I’m delighted to be starting off the launch celebrations for Gail Aldwin’s The String Games today. Gail kindly ‘stayed in’ with me to chat about another of her works, Paisley Shirt, last year and you can see what happened here.
The String Games
When four-year-old Josh is abducted and murdered during a family holiday in France, Nim, aged ten, becomes an only child.
To cope with the tragedy, Nim reinvents herself but continues to carry a burden of unresolved grief. As an adult, she returns to France determined to find out more about the circumstances of Josh’s death.
How will she deal with this new information and what are the implications for her future?
My Review of The String Games
A holiday in France will change Nim forever.
I have to admit, The String Games was not the book I was expecting to read. I had anticipated a crime thriller but instead I found a comprehensive exploration of the manner in which one young woman has to come to terms with her past in order to live her future. Identity is key here and Gail Aldwin paints an absorbing picture of Nim’s life.
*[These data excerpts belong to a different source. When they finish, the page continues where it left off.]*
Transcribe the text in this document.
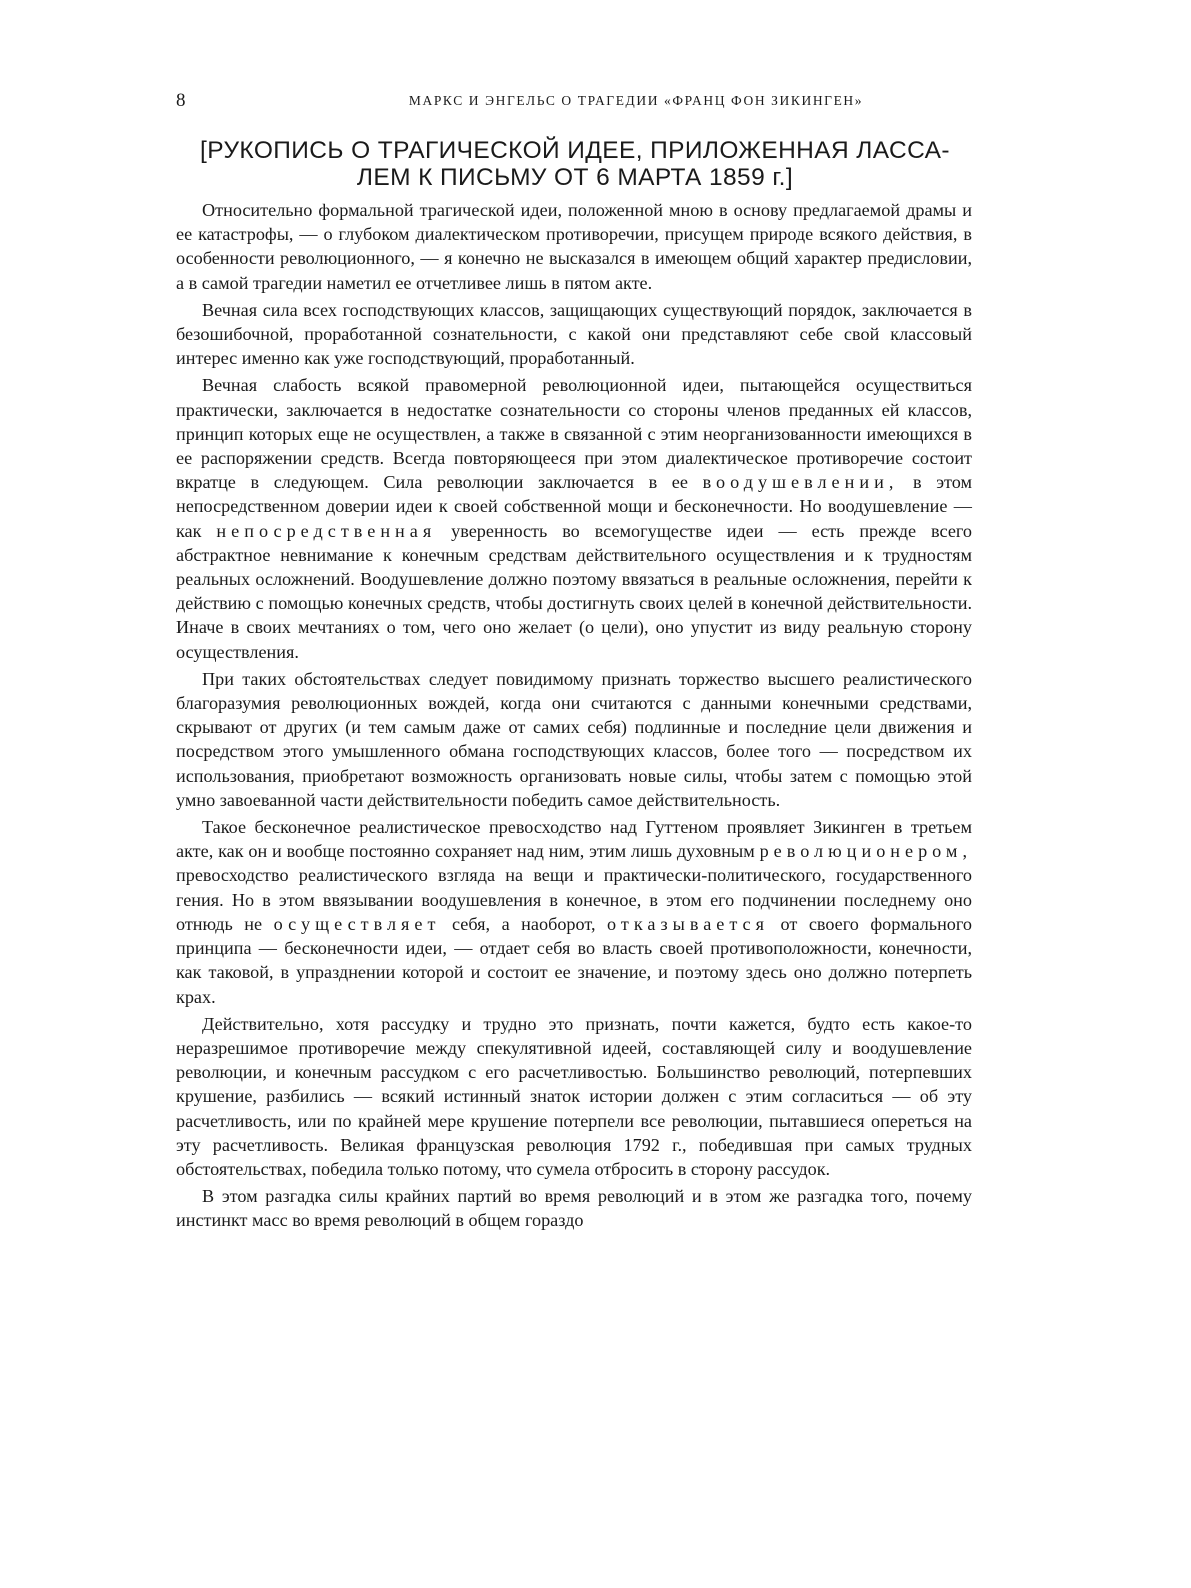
8	МАРКС И ЭНГЕЛЬС О ТРАГЕДИИ «ФРАНЦ ФОН ЗИКИНГЕН»
[РУКОПИСЬ О ТРАГИЧЕСКОЙ ИДЕЕ, ПРИЛОЖЕННАЯ ЛАССА-
ЛЕМ К ПИСЬМУ ОТ 6 МАРТА 1859 г.]

Относительно формальной трагической идеи, положенной мною в основу предлагаемой драмы и ее катастрофы, — о глубоком диалектическом противоречии, присущем природе всякого действия, в особенности революционного, — я конечно не высказался в имеющем общий характер предисловии, а в самой трагедии наметил ее отчетливее лишь в пятом акте.

Вечная сила всех господствующих классов, защищающих существующий порядок, заключается в безошибочной, проработанной сознательности, с какой они представляют себе свой классовый интерес именно как уже господствующий, проработанный.

Вечная слабость всякой правомерной революционной идеи, пытающейся осуществиться практически, заключается в недостатке сознательности со стороны членов преданных ей классов, принцип которых еще не осуществлен, а также в связанной с этим неорганизованности имеющихся в ее распоряжении средств. Всегда повторяющееся при этом диалектическое противоречие состоит вкратце в следующем. Сила революции заключается в ее воодушевлении, в этом непосредственном доверии идеи к своей собственной мощи и бесконечности. Но воодушевление — как непосредственная уверенность во всемогуществе идеи — есть прежде всего абстрактное невнимание к конечным средствам действительного осуществления и к трудностям реальных осложнений. Воодушевление должно поэтому ввязаться в реальные осложнения, перейти к действию с помощью конечных средств, чтобы достигнуть своих целей в конечной действительности. Иначе в своих мечтаниях о том, чего оно желает (о цели), оно упустит из виду реальную сторону осуществления.

При таких обстоятельствах следует повидимому признать торжество высшего реалистического благоразумия революционных вождей, когда они считаются с данными конечными средствами, скрывают от других (и тем самым даже от самих себя) подлинные и последние цели движения и посредством этого умышленного обмана господствующих классов, более того — посредством их использования, приобретают возможность организовать новые силы, чтобы затем с помощью этой умно завоеванной части действительности победить самое действительность.

Такое бесконечное реалистическое превосходство над Гуттеном проявляет Зикинген в третьем акте, как он и вообще постоянно сохраняет над ним, этим лишь духовным революционером, превосходство реалистического взгляда на вещи и практически-политического, государственного гения. Но в этом ввязывании воодушевления в конечное, в этом его подчинении последнему оно отнюдь не осуществляет себя, а наоборот, отказывается от своего формального принципа — бесконечности идеи, — отдает себя во власть своей противоположности, конечности, как таковой, в упразднении которой и состоит ее значение, и поэтому здесь оно должно потерпеть крах.

Действительно, хотя рассудку и трудно это признать, почти кажется, будто есть какое-то неразрешимое противоречие между спекулятивной идеей, составляющей силу и воодушевление революции, и конечным рассудком с его расчетливостью. Большинство революций, потерпевших крушение, разбились — всякий истинный знаток истории должен с этим согласиться — об эту расчетливость, или по крайней мере крушение потерпели все революции, пытавшиеся опереться на эту расчетливость. Великая французская революция 1792 г., победившая при самых трудных обстоятельствах, победила только потому, что сумела отбросить в сторону рассудок.

В этом разгадка силы крайних партий во время революций и в этом же разгадка того, почему инстинкт масс во время революций в общем гораздо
What a perfectly entitled book The String Games is. Nim plays literal games with coloured string, making shapes and patterns, but more importantly, string games are played metaphorically through the characters who have tangled and untidy lives and who experience the knotted feelings of grief, guilt and love in their very beings. There are tangled sexual feelings as Nim begins to experience an awakening with Maxime and Jez, and the complexity of relationship between her parents and Dee adds to the tension and the reality of the book. As Nim transforms herself into another identity and tries to untangle to web of the past, the title The String Games gains even more relevance.
In keeping with that title, Nim’s personality as a child, a teenager and then as a woman cannot be disentangled from the strings of her past, making The String Games an intense portrait of her life as well as an interesting story. I found Nim’s narrative voice strong and clear – which meant I really didn’t like her much in her teenage years, even though I understood her completely.
Gail Aldwin has an eye for the smallest detail that brings her prose alive so that the reader can picture her settings very clearly. More importantly, however, is her ability to contrast the mundane aspects of life with dramatic events so that there is even greater impact. The change of tense from past to present in the third part of the novel, for example, feels absolutely right for the stage Nim, or Imogen, has reached in her life. I thought the string illustrations running through the book added to this feeling of careful detail and complexity.
The String Games may not have been the book I thought I was going to read, but I found it a story with an astute and lucid understanding of what it means to be a female growing up in a world of adversity and loss. Although Nim’s experience is unique to her, so much of what she encounters can be recognised and understood by Gail Aldwin’s readers, making The String Games a relatable and engaging story. It’s an interesting book to read.
About Gail Aldwin
Gail is a prize-winning writer of short fiction and poetry. Her work can be found online at Ink, Sweat & Tears, Slamchop and Words for the Wild and in a range of print anthologies including Flash Fiction Festival One (Ad Hoc Fiction, 2017), Gli-ter-ary (Bridge House Publishing, 2017) and Dorset Voices(Roving Press, 2012).
As Chair of the Dorset Writers’ Network, Gail works with the steering group to support the skills and confidence of writers across the county by connecting creative communities. She is also a visiting tutor to undergraduates of creative writing at Arts University Bournemouth. In 2017, Gail co-wrote Killer Ladybugs a short play that was staged by Cast Iron Productions (Brighton). Paisley Shirt, Gail’s collection of short fiction is published by Chapeltown Books.